After Workers United began raiding UNITE HERE shops, Local 11 organizers were warned of a possible lawsuit and instructed to destroy all pink sheets in their possession. It took several weeks to dispose of the filing cabinets and moving boxes full of them, but no one at the local discussed it openly.
Once Workers United began the salvo against pink sheeting, it became impossible to discuss, let alone criticize, these tactics without being labeled a traitor. Organizers who spoke out were “counter-organizers” or “off the program.” This stigma, and a union policy forbidding staff from publicly discussing “internal affairs,” has enforced a code of silence about these practices.
Amid a mass resignation of boycott coordinators, both of us confronted our leads about the silence over ongoing violations of the pink-sheeting policy.
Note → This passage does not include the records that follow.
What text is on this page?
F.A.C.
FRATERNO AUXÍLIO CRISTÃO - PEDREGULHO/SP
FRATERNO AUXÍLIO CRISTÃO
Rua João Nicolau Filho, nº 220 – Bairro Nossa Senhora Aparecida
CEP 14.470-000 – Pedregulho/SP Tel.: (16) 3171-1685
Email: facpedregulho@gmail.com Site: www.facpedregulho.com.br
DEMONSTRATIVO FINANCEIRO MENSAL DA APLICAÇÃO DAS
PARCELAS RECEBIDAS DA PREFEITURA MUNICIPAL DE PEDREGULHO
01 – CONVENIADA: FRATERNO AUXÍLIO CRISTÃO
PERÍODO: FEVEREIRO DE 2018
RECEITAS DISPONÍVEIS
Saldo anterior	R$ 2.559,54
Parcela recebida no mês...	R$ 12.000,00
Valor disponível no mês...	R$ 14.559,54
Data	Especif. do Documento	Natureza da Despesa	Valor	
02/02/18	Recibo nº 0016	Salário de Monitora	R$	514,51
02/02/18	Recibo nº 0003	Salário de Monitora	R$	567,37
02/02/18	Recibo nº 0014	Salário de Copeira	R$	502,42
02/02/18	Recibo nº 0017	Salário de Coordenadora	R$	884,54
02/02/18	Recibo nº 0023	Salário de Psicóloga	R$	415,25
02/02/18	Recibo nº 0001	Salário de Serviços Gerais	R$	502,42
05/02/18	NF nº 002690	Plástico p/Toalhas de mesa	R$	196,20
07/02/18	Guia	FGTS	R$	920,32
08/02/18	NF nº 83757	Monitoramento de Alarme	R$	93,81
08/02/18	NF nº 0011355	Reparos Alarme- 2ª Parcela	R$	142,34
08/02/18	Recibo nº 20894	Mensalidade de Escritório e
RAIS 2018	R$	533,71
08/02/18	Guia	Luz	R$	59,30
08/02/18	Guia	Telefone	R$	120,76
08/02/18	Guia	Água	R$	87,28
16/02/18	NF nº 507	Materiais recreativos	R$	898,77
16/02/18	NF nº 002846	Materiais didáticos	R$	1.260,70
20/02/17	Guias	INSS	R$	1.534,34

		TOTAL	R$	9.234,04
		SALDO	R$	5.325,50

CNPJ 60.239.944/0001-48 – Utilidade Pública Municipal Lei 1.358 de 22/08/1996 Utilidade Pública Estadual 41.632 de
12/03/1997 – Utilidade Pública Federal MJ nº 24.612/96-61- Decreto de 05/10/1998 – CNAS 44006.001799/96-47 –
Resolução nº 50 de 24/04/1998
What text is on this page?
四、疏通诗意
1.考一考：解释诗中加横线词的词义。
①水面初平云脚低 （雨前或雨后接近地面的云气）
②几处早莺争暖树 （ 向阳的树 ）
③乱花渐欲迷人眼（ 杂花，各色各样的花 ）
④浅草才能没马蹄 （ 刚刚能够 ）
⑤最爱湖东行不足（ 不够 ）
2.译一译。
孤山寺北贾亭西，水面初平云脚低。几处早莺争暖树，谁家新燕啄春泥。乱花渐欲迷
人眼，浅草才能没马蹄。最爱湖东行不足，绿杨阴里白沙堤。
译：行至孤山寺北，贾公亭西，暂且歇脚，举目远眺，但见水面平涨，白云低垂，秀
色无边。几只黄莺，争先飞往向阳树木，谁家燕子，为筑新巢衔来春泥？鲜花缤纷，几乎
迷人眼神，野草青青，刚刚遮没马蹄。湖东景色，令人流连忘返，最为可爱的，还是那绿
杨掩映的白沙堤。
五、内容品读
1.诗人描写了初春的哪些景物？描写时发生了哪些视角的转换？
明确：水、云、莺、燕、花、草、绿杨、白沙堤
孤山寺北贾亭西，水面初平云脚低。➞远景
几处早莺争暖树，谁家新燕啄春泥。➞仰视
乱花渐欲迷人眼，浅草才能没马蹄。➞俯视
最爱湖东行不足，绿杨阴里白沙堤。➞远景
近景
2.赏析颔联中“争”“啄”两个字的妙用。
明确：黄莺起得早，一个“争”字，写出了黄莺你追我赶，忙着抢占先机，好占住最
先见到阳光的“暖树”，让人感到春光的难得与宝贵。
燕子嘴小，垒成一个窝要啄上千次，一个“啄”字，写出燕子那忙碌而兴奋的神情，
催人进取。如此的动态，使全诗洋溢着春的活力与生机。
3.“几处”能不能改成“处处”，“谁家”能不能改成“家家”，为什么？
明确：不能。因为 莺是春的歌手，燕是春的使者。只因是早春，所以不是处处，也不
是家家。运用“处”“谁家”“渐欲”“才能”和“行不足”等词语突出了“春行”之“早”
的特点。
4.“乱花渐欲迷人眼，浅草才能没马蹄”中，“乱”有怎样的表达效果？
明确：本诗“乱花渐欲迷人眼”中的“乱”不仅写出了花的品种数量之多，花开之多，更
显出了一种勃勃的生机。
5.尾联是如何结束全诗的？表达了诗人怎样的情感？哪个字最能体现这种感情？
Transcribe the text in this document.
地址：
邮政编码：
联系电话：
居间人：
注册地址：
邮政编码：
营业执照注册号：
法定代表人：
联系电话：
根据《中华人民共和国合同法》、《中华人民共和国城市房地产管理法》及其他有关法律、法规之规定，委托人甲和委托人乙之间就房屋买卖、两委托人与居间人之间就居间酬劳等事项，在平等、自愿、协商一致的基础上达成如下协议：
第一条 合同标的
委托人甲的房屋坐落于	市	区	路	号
Greg’s lead explained that the push and the pink sheet remained important tools which had helped her become the leader she was.
Days after he reported to his national director that the tactics were still being used in organizer meetings, Arlen was removed from his campaign and banned from the Local 11 office. The committee of volunteer activists he had recruited for the campaign was dissolved.
SPACE NEEDED
In terms of raising contract standards and fighting the boss, UNITE HERE deserves recognition. But any organization where participants are systematically intimidated into towing a party line—by emotional manipulation—is not democratic.
Likewise, any union where all strategy decisions are made by unelected staff without involvement of workers is not rank and file. These tactics have given workers and staffers the feeling of being engaged, without much decision-making power on campaigns.
There must be space inside UNITE HERE and the larger labor movement for dissent and dialogue—a place to fight against the marginalization of the very people the union claims to champion.